One Love, Cornell Davis III

Great article on how Muslims are turning to Christ. We are seeing many of the same attributes in the Punjab with Sihks coming to Christ (as well as Muslims). The brothers on the field are asking us to pray that the Sikh people continue to receive dreams/visions from the Lord and that also the Lord would, by His grace, provide the power for healings. Both of these avenues have seen good fruit with Sikhs and Muslims turning to Jesus.

Grace and Peace, John Schwartz

Great ethno-worship issue

Your June 2001 issue “Recognizing the critical role of indigenous worship in church planting,” contained some excellent articles. Our aim at Gospel Recordings has always been to present the Good News of the Gospel not only in the language of the people, but also within the appropriate framework of their cultural setting. This applies not only to the spoken word, but also to music. Taken as a whole, the different articles presented a spectrum of experiences and contained many excellent ideas on why and how this can be accomplished, and indeed, is being accomplished. We can certainly learn a lot from those who have put ethnomusicology to the test and found that it works!

Allan Starling
Assistant Executive Director Gospel Recordings

AD2000: Time for introspection

I just received the June 2001 issue of MF (mail comes slowly to Central Asia), and read with interest the article “Passing the Baton” and the accompa­nying “Final Statements of the AD2000 Leadership.” I was surprised and pleased to learn that, although I knew little about the organization directly, many of the accomplishments and initiatives that came from the move­ment have affected me positively in my work as a missionary.

As I read, however, I sensed that there was something crucial missing in the evaluation of AD2000’s history and accomplishments. Of the four men who wrote about the movement, not one addressed what I believe is the most important question to address as AD2000 closes its doors: “Has AD2000 met its primary goal of establishing a church-planting movement within every unreached people group by the year 2000, and, if not, why not?” I understand that this may be an uncom­fortable question to face, especially when we can all agree that God has done great things to advance His Kingdom through the movement. But, if we really think about it (and are honest with ourselves), this is, as is any other movement dedicated to fulfilling the Great Commission, God’s move­ment. If it is His, and we have been faithful in following His will, He is responsible for whether we did or did not reach our goals. Did God fail? Of course not! But, if He did not fail, we have some prayer and introspection ahead of us to know why God did not fulfill this goal that we believed to be His will.

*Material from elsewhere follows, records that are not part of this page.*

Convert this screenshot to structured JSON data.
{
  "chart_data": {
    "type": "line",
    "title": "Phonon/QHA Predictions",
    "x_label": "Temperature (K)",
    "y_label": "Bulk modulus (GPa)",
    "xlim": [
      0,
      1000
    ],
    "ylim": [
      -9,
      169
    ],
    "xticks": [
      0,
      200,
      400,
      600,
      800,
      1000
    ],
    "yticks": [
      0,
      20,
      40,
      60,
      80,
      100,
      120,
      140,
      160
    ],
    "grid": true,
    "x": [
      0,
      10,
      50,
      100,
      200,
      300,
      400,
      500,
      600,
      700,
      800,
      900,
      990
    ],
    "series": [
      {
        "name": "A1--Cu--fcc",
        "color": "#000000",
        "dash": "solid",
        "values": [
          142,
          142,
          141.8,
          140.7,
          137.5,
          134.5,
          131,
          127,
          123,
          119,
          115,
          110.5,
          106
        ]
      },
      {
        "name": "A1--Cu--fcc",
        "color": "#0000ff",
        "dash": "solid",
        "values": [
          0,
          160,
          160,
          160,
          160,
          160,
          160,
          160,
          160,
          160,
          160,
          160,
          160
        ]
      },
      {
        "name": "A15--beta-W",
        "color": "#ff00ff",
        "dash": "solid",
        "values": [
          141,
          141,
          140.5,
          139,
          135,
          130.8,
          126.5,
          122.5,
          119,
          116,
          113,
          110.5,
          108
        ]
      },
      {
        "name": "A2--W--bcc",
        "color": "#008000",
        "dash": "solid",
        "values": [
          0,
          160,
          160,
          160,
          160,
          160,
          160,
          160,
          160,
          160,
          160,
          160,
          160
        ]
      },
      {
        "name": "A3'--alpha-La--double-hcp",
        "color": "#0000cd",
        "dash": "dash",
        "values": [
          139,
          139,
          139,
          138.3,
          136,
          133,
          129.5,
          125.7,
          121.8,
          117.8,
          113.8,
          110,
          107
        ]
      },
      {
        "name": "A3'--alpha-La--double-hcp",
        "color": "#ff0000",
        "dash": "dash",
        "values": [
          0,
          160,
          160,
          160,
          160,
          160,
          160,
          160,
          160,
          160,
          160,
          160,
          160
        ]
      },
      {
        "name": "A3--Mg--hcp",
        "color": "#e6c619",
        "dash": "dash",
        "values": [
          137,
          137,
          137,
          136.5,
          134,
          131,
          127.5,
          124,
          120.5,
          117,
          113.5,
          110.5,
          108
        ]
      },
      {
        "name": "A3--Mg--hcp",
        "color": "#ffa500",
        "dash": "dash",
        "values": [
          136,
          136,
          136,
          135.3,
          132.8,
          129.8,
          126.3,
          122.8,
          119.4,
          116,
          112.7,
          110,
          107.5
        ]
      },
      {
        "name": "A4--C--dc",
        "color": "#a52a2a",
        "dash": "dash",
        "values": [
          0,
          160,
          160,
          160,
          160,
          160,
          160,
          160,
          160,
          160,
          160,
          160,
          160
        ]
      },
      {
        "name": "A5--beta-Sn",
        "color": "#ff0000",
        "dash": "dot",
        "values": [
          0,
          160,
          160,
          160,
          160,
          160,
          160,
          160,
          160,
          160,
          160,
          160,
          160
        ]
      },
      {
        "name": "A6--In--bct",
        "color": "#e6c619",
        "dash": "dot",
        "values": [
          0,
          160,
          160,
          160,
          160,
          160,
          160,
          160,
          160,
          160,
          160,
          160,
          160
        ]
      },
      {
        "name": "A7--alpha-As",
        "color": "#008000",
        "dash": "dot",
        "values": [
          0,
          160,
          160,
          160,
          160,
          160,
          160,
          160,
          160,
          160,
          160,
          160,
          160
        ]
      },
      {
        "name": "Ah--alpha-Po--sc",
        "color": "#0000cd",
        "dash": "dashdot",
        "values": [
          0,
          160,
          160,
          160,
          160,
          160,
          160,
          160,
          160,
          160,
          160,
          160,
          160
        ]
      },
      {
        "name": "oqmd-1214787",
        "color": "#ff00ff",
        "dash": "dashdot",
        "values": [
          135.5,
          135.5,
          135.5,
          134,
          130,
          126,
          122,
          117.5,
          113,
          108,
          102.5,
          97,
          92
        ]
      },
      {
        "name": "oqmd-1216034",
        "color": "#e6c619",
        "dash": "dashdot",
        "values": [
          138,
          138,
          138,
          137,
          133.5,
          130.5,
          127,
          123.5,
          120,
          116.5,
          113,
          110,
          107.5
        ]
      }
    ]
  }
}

I would argue that it would be a useful exercise to analyze why God chose not to fulfill the primary goal in the time frame agreed upon at the inception of the AD2000 movement. Furthermore, I believe it would be disingenuous not to. To set an ambi­tious goal at the outset of a campaign, only to ignore its existence at the end, besmirches the name of the One who is responsible for the results, as if we must protect His honor.

If there was failure to reach the primary goal of the AD2000 move­ment, we must have the humility to own up to the fact that we may have missed something.

I do not believe this process should be one in which we beat ourselves over our collective heads and don sackcloth. I believe it would be His pleasure to use some healthy evaluation of, and prayer over, a “failed goal” to learn how to “succeed” in bringing the unreached people groups into the Body of Christ.